Scientific hiccups may slow things down too. Johnson & Johnson paused clinical trials of its Covid-19 shot in October after a participant fell ill, weeks after AstraZeneca and the University of Oxford stopped studies for the same reason. On Friday, both companies announced plans to resume their US trials.

Effective treatments that would also aid economic recovery are a mixed picture. Disappointing trial results in October for the much-hailed drug remdesivir from Gilead Sciences showed the antiviral treatment does not save the lives of Covid-19 patients, despite US President Donald Trump extolling its benefits. Still, US regulators cleared the drug for use this week and Gilead has challenged the recent findings citing other positive results.

While there are hopeful signs from some antibody treatments being tested, the steroid dexamethasone is one of the other therapeutics showing a meaningful benefit, and is aimed at people with very severe symptoms.

Even if an effective vaccine is discovered, the logistics of distribution will sustain disruption to work, travel and leisure, with only a small subset of the population expected to receive a shot in the first instance anyway.
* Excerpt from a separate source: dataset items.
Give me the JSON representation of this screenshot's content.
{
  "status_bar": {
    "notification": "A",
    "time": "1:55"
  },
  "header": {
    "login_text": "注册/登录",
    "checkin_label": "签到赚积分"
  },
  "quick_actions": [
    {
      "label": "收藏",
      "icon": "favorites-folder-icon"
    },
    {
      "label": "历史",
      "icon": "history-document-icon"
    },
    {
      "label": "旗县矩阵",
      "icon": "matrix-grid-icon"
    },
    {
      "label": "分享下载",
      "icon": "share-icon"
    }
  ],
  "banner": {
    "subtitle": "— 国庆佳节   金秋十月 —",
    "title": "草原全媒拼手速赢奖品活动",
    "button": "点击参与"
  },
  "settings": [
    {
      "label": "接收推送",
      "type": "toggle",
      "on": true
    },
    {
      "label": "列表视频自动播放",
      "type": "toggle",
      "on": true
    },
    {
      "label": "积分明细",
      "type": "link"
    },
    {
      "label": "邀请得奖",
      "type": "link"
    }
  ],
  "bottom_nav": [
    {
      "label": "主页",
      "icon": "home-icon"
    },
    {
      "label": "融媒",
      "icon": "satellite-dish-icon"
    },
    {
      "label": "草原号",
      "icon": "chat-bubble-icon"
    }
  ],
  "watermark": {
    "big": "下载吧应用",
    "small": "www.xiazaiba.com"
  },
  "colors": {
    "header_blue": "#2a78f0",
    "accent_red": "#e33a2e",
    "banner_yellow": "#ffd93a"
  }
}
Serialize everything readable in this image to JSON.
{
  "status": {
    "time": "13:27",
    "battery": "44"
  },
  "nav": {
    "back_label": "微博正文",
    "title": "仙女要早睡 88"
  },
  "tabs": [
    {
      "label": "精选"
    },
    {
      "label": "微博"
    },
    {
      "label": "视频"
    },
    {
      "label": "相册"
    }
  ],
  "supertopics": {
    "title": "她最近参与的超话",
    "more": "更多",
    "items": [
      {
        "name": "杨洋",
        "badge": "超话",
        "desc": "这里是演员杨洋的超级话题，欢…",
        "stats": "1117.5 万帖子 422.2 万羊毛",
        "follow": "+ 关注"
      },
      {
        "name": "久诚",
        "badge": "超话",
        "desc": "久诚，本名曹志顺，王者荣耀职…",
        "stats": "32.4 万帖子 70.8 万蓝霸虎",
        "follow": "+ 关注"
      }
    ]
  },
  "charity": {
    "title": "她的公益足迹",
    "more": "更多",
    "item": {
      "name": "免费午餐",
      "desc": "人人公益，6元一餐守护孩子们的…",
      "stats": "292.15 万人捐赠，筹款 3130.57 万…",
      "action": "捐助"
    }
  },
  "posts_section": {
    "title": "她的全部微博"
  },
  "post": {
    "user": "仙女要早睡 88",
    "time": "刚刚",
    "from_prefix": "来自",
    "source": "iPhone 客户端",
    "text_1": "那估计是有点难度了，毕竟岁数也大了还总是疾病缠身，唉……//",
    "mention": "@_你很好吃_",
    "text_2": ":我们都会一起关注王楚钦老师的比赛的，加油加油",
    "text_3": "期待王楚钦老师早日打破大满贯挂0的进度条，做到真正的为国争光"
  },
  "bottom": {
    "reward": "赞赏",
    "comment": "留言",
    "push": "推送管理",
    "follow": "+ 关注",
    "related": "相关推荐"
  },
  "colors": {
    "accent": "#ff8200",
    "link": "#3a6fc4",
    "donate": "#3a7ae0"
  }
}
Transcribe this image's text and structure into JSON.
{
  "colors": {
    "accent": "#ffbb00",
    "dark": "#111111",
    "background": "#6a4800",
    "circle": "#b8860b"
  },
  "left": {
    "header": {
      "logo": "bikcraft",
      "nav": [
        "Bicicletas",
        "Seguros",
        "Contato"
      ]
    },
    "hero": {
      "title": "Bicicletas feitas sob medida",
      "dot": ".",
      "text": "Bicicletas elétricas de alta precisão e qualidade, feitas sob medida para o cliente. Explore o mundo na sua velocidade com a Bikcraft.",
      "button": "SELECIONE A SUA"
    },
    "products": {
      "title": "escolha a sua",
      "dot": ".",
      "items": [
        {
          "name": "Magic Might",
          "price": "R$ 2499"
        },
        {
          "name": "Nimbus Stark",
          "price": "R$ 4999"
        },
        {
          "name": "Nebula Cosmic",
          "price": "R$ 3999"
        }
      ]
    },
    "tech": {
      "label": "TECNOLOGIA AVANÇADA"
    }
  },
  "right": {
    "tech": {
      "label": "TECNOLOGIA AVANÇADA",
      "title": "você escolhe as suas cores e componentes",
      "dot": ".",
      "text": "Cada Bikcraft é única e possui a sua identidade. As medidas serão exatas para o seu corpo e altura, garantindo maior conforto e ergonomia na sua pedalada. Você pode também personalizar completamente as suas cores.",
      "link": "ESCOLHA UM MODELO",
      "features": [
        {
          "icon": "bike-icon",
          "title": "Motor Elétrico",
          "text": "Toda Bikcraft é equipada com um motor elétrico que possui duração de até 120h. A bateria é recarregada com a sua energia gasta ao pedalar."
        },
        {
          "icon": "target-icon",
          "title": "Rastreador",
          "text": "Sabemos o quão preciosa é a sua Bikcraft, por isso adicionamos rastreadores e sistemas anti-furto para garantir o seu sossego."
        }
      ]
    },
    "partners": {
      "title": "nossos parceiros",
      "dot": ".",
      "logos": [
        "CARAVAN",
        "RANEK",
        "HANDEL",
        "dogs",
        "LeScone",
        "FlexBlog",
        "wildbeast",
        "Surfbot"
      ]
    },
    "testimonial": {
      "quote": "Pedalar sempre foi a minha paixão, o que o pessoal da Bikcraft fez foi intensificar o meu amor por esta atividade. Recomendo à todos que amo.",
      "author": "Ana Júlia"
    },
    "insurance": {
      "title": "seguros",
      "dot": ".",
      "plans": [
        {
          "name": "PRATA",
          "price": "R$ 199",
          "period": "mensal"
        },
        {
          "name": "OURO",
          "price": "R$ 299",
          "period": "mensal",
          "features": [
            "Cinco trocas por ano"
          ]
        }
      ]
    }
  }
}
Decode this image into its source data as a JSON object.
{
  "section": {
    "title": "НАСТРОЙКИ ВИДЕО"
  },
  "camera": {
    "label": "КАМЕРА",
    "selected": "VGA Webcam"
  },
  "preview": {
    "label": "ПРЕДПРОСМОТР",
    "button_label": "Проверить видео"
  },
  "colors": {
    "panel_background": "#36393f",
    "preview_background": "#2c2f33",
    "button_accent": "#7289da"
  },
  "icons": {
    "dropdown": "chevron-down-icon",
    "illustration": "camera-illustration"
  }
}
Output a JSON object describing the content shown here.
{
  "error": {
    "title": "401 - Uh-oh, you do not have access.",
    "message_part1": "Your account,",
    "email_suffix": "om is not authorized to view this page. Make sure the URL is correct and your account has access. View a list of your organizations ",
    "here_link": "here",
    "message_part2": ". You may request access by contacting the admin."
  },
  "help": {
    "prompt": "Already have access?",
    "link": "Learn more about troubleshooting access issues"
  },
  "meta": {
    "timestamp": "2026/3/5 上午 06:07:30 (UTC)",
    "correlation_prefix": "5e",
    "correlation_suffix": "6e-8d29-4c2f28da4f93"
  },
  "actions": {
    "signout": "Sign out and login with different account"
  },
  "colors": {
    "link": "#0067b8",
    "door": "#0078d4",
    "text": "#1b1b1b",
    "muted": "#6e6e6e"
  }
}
That all spells trouble for global growth, even as data in the US and eurozone are likely to show this week that it rebounded smartly in the third quarter and did not collapse as much as once feared.

Long gone, though, is talk of a V-shaped recovery, as winter nears in the northern hemisphere — and with it the risk that the virus will spread more easily. Bloomberg Economics’s gauges of high-frequency data already point to a weakening of activity in many industrial nations in October, particularly those in Europe.

“The virus is creating an element of uncertainty,” former Federal Reserve chairperson Alan Greenspan told Bloomberg Television last week. “Forecasting it is very precarious.”

Underscoring the pressure for an end to the pandemic is the knowledge that economic scars are already forming. Among them: lost jobs, record debts, corporate bankruptcies, atrophying skills, missed investment, deglobalisation, frayed mental health and rising inequality.

A recent study declared the US economy alone will witness “large, persistent adverse effects” in the long term that outweigh the short-term hit in part because the virus has brought greater unease among the public.

“This did not start as a financial crisis but it is morphing into an economic crisis, with very serious financial consequences,” World Bank chief economist Carmen Reinhart told Bloomberg Television. “There’s a long road ahead.” Even in those parts of the world where the virus has been largely contained, consumers remain cautious. Chinese retail sales have just begun to accelerate even though the most severe limits on movement were lifted months ago.


There is also the question of reinfection. Scientists have found it’s possible to get Covid-19 more than once, with a handful of confirmed cases globally. That presents another obstacle, which a vaccine may partially solve.

There’s a high chance that the coronavirus, like influenza, could require regular shots to keep it at bay, meaning the virus could cast an even longer arc than already expected, cautioned Graham Medley, a professor of infectious disease modelling at the London School of Hygiene & Tropical Medicine, and member of the UK government’s Covid-19 advisory panel.

“If second and third infections are as infectious as the first infection, and the first generation of vaccines is not very efficacious, then it’s possible that Covid-19 will continue to be an aspect of life into 2022,” he said.